FAİLİ MEÇHUL CİNAYETLER = DEVLET TERÖRÜ

Bir ülkeye getirilen emperyalist devletin ajanları, o devletin ajanla­rı ile ilişki halindedir. Bunu artık sa­ğır sultan bile duydu. 1960’tan önce Türk Milli Emniyet Teşkilatının (MAH) parasının Amerika tarafından öden­diği sizin yayınlarınız içinde var. Özel Harp Dairesi’ni de ABD finan­se ediyor. Hasan Esat IŞIK ABD’den bunun için her yıl 150 milyon dolar geldiğini söyledi. Büyük devletlerin istihbarat örgütleri küçük devletle­rin istihbarat örgütleriyle devamlı olarak ilişki halindedir. Eski bir CIA ajanı Philip AGEE;

“Biz el attığımız ülkelerdeki insanları satın alırız, küçük ülkeler­de en kolay da polisi satın alırız. Bu işi de çok ucuza mal ederiz” diyor.

İstihbarat örgütleri terörden haberdarsa ve terörü kendileri yapıyorlar­sa, o terör olayının faili meçhuldür. O kadar çok faili meçhul cinayet kaldı ki 1980 öncesinden.

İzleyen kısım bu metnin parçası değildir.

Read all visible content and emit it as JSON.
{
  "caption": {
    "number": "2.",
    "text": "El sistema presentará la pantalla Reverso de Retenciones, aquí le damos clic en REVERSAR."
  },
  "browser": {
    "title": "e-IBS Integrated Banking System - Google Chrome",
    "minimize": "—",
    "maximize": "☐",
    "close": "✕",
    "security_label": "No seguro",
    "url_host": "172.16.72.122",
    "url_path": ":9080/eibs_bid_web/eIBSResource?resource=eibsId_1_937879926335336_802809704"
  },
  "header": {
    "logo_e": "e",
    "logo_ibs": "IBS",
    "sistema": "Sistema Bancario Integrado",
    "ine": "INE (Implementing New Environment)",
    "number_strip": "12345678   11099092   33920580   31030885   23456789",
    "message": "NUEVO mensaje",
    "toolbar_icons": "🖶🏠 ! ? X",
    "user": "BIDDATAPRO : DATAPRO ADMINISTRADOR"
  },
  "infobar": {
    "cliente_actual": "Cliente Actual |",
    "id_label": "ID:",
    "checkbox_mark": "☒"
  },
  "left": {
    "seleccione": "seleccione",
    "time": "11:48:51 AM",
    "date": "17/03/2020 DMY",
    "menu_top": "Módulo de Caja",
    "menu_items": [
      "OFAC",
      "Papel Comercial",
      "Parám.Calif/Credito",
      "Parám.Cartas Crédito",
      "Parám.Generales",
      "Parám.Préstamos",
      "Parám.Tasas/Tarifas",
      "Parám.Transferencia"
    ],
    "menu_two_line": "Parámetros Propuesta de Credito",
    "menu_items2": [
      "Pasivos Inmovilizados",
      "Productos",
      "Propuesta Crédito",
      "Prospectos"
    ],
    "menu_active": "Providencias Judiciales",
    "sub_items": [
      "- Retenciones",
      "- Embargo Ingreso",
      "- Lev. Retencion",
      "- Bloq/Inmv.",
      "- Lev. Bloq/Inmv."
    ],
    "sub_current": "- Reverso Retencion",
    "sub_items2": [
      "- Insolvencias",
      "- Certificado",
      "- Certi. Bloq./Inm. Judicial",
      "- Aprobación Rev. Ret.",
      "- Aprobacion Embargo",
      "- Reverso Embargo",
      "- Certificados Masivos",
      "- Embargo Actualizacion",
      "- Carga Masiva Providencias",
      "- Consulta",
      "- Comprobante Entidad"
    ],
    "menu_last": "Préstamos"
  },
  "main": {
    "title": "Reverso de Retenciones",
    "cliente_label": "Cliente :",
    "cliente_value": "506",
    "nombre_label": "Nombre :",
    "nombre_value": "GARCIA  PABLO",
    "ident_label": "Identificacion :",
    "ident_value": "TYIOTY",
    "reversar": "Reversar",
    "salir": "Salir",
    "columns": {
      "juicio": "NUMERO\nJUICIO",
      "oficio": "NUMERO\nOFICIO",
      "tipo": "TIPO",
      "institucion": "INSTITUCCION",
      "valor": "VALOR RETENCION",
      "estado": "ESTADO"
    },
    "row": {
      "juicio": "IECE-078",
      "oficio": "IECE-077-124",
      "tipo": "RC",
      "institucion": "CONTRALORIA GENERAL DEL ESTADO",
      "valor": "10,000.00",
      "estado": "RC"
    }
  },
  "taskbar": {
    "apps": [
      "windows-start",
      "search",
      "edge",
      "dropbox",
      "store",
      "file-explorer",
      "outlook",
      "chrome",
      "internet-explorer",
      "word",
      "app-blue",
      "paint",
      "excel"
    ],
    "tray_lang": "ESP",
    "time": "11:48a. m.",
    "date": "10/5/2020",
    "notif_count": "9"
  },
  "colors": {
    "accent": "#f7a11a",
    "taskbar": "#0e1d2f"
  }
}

1 MAYIS 1977 olayları gibi büyük bir olay zaman aşımından karanlık­lara gömülmüştür. Bunu devlet te­rörünün çok somut bir olgusu ola­rak görüyorum. 34 vatandaştanız bu olayda hayatını kaybetti. Eğer 334 vatandaşımız hayatını kaybetseydi, devlet terörü bir başka istikamette noktalanacaktı. Çünkü 1 MAYIS’tan sonraki dönemde, 5 HAİZRAN 1977’ye kadar geçen süreç içinde TÜRKİYE’de çok yoğun olaylar yaşandı. “Sheraton Oteli”nden dürbünlü silah­la Bülent ECEVİT’i vuracaklar dendi. Yürütmenin başında olan kimse muhale­fet liderinin öldürüleceğinden söz ediyor. Peki, kim öldürecek? Seçime giden bir ülkede çok ciddi bir istih­barat var, ama araştırılmıyor.

Kara Kuvvetleri Kumandanı o dönemde emekliye sevk ediliyor. Orgeneral Namık Kemal ERSUN’un emeklilik sebebini, ne kendisi, ne başkası ka­muoyuna açıklayamadı. Eğer geç­miş olayların sorumlularını ortaya çıkarmazsanız, gelecekteki olayların sorumlularından da hesap soramaz­sınız, örgütlerin içine adam sızdır­ma, olayları yönlendirme ve sorum­luları karanlıkta bırakma devlet te­rörünün boyutları.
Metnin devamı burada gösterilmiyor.